Identification of a CaMKIIα-Binding Determinant in the mGlu5 CTD.

As an initial approach to identify key CaMKIIα-binding determinants in the mGlu5a CTD, we compared residues 827–964 of mGlu5 with CaMKIIα-binding domains that have been previously identified in other proteins. Our laboratory recently showed that activated CaMKIIα binds to the N-terminal domains of CaV1.2 and CaV1.3 L-type voltage-gated Ca2+ channels, and that this interaction is disrupted by the mutation of three basic residues (Arg83-Lys-Arg85) to alanine (Wang et al., 2017). Similar tribasic residue motifs are also present within CaMKIIα-binding domains that have been previously identified in the intracellular loops of the D2 dopamine receptor (D2R) and D3 dopamine receptor (D3R) (Liu et al., 2009; Zhang et al., 2014) and the mGlu1-CTD (Jin et al., 2013a). Notably, the CaMKIIα-binding fragment of the mGlu5a-CTD also contains a tribasic residue motif (residues Lys866-Arg867-Arg868) (Fig. 3A). We found that substituting alanines for Lys866-Arg867-Arg868 in the mGlu5a-CTD essentially abolished the binding of activated CaMKIIα to GST-mGlu5-CTD in vitro (Fig. 3B). These data identify a key determinant for CaMKII binding to the CTD of mGlu5a.

Fig. 3.
Fig. 3.

Identification of CaMKII-binding determinants in the mGlu5a-CTD. (A) Alignment of part of the mGlu5a-CTD with amino acid sequences surrounding known CaMKII-binding domains. Tribasic residue motifs (highlighted with blue asterisks above) were identified within CaMKII-binding domains from other proteins, as well as within the CaMKII binding fragment in the CTD of mGlu5a. Mutation of R83K84R85 to AAA in the CaV1.3 N-terminal domain disrupts the binding of CaMKII (Wang et al., 2017). The red and blue fonts indicate residues in each domain that are identical and homologous, respectively, with residues in the mGlu5a sequence. Underlined residues in the mGlu1-CTD and the D2R and D3R (IL3, third intracellular loop) demark the sequences of synthetic peptides that were shown to compete for CaMKII binding (Jin et al., 2013a; Zhang et al., 2014). (B) Mutation of the tribasic residue motif in the mGlu5a-CTD disrupts CaMKII binding. Thr286 autophosphorylated CaMKIIα (90 seconds/4°C protocol) was incubated with GST-mGlu5a-CTD (WT or with a K866R867R868 to AAA mutation), and complexes were analyzed as in Fig. 1. The K866R867R868/AAA mutation essentially abolishes CaMKII binding. Data are plotted as the mean ± S.E.M. (P = 0.003, one-sample t test; n = 4). In panel B, the symbol ** indicates P<0.01.

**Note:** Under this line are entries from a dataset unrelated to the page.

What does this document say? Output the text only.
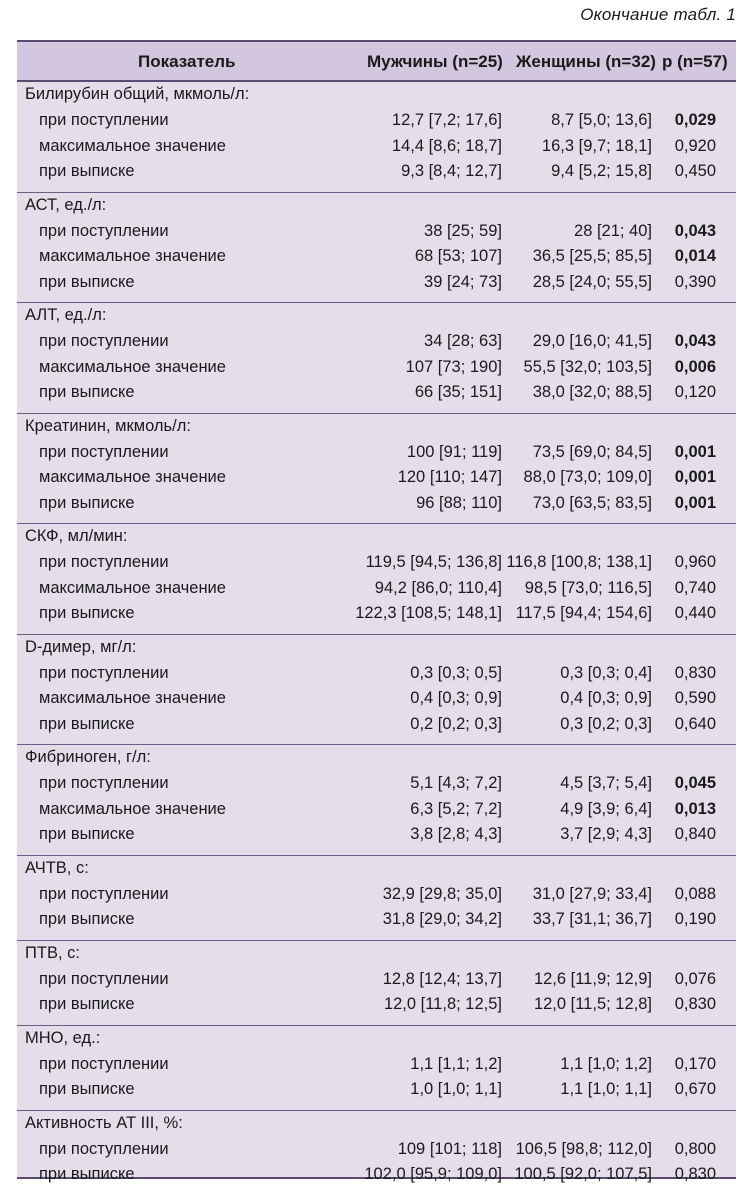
Окончание табл. 1
Показатель	Мужчины (n=25) Женщины (n=32) p (n=57)
Билирубин общий, мкмоль/л:
при поступлении	12,7 [7,2; 17,6]	8,7 [5,0; 13,6] 0,029
максимальное значение	14,4 [8,6; 18,7] 16,3 [9,7; 18,1] 0,920
при выписке	9,3 [8,4; 12,7]	9,4 [5,2; 15,8] 0,450
АСТ, ед./л:
при поступлении	38 [25; 59]	28 [21; 40] 0,043
максимальное значение	68 [53; 107] 36,5 [25,5; 85,5] 0,014
при выписке	39 [24; 73] 28,5 [24,0; 55,5] 0,390
АЛТ, ед./л:
при поступлении	34 [28; 63] 29,0 [16,0; 41,5] 0,043
максимальное значение	107 [73; 190] 55,5 [32,0; 103,5] 0,006
при выписке	66 [35; 151] 38,0 [32,0; 88,5] 0,120
Креатинин, мкмоль/л:
при поступлении	100 [91; 119] 73,5 [69,0; 84,5] 0,001
максимальное значение	120 [110; 147] 88,0 [73,0; 109,0] 0,001
при выписке	96 [88; 110] 73,0 [63,5; 83,5] 0,001
СКФ, мл/мин:
при поступлении	119,5 [94,5; 136,8] 116,8 [100,8; 138,1] 0,960
максимальное значение	94,2 [86,0; 110,4] 98,5 [73,0; 116,5] 0,740
при выписке	122,3 [108,5; 148,1] 117,5 [94,4; 154,6] 0,440
D-димер, мг/л:
при поступлении	0,3 [0,3; 0,5]	0,3 [0,3; 0,4] 0,830
максимальное значение	0,4 [0,3; 0,9]	0,4 [0,3; 0,9] 0,590
при выписке	0,2 [0,2; 0,3]	0,3 [0,2; 0,3] 0,640
Фибриноген, г/л:
при поступлении	5,1 [4,3; 7,2]	4,5 [3,7; 5,4] 0,045
максимальное значение	6,3 [5,2; 7,2]	4,9 [3,9; 6,4] 0,013
при выписке	3,8 [2,8; 4,3]	3,7 [2,9; 4,3] 0,840
АЧТВ, с:
при поступлении	32,9 [29,8; 35,0] 31,0 [27,9; 33,4] 0,088
при выписке	31,8 [29,0; 34,2] 33,7 [31,1; 36,7] 0,190
ПТВ, с:
при поступлении	12,8 [12,4; 13,7] 12,6 [11,9; 12,9] 0,076
при выписке	12,0 [11,8; 12,5] 12,0 [11,5; 12,8] 0,830
МНО, ед.:
при поступлении	1,1 [1,1; 1,2]	1,1 [1,0; 1,2] 0,170
при выписке	1,0 [1,0; 1,1]	1,1 [1,0; 1,1] 0,670
Активность АТ III, %:
при поступлении	109 [101; 118] 106,5 [98,8; 112,0] 0,800
при выписке	102,0 [95,9; 109,0] 100,5 [92,0; 107,5] 0,830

CaMKIIα Activation Increases CaMKIIα-mGlu5a Association in Heterologous Cells.

To better understand the interaction of CaMKIIα with full-length mGlu5a we conducted coimmunoprecipitation experiments from lysates of transfected HEK293A cells. We first tested the hypothesis that CaMKIIα activation would increase the association with full-length mGlu5a, as with in vitro binding of CaMKIIα to GST-mGlu5a-CTD. We expressed mApple-tagged WT CaMKIIα in the absence or presence of mGlu5a with an N-terminal HA-epitope tag in HEK293A cells. Prior to HA immunoprecipitation, the cell lysates were split into two aliquots and preincubated with either excess EGTA and EDTA or with Ca2+/CaM, Mg2+, ATP, and phosphatase inhibitors to stimulate CaMKIIα autophosphorylation. CaMKII activation in the lysates resulted in a robust increase in autophosphorylation at Thr286, without the large shift in electrophoretic mobility that was observed after autophosphorylation of purified CaMKIIα at 30°C (Fig. 4A). HA-immunoprecipitation from the two preincubated lysates yielded similar amounts of the monomeric and dimeric species of HA-mGlu5a, but CaMKIIα activation resulted in a statistically significant ∼3-fold increase in the amount of coimmunoprecipitated CaMKIIα (Fig. 4A). These data show that full-length mGlu5a preferentially interacts with activated WT CaMKIIα.

Fig. 4.
Fig. 4.

Role of the CTD in full-length mGlu5a binding to activated CaMKIIα. (A) CaMKII activation enhances interaction with full length mGlu5. Solubilized fractions of HEK293A cells expressing HA-tagged mGlu5a and/or mApple-tagged WT CaMKIIα (as indicated above lanes) were pre-incubated with Ca2+/CaM, MgAc2, and ATP in the presence or absence of excess EDTA (± activation, respectively) and then immunoprecipitated (IP) using antibodies to the HA epitope. Lysates and immune complexes were analyzed by immunoblotting, as indicated. CaMKIIα activation results in robust Thr-286 autophosphorylation, which increases CaMKIIα association with HA-mGlu5a. Data are plotted as the mean ± S.E.M. (P = 0.043, one-sample t test; n = 4). Open and closed arrowheads indicate dimeric and monomeric species of mGlu5a. (B) CaMKII association with full-length mGlu5a is disrupted by mutation of the CTD tribasic residue motif. Solubilized fractions of HEK293A cells expressing HA-mGlu5 (WT or with the K866R867R868/AAA mutation) and mApple-tagged CA-CaMKIIα were immunoprecipitated using antibodies to the HA epitope. Lysates and the immune complexes were analyzed by immunoblotting, as indicated. The K866R867R868/AAA mutation reduced the association of CA-CaMKIIα with HA-mGlu5. Data are plotted as the mean ± S.E.M. (P = 0.028, one sample t test; n = 4). p-Thr286, phospho-Thr286. In the bar graphs for both panels, * indicates P<0.05.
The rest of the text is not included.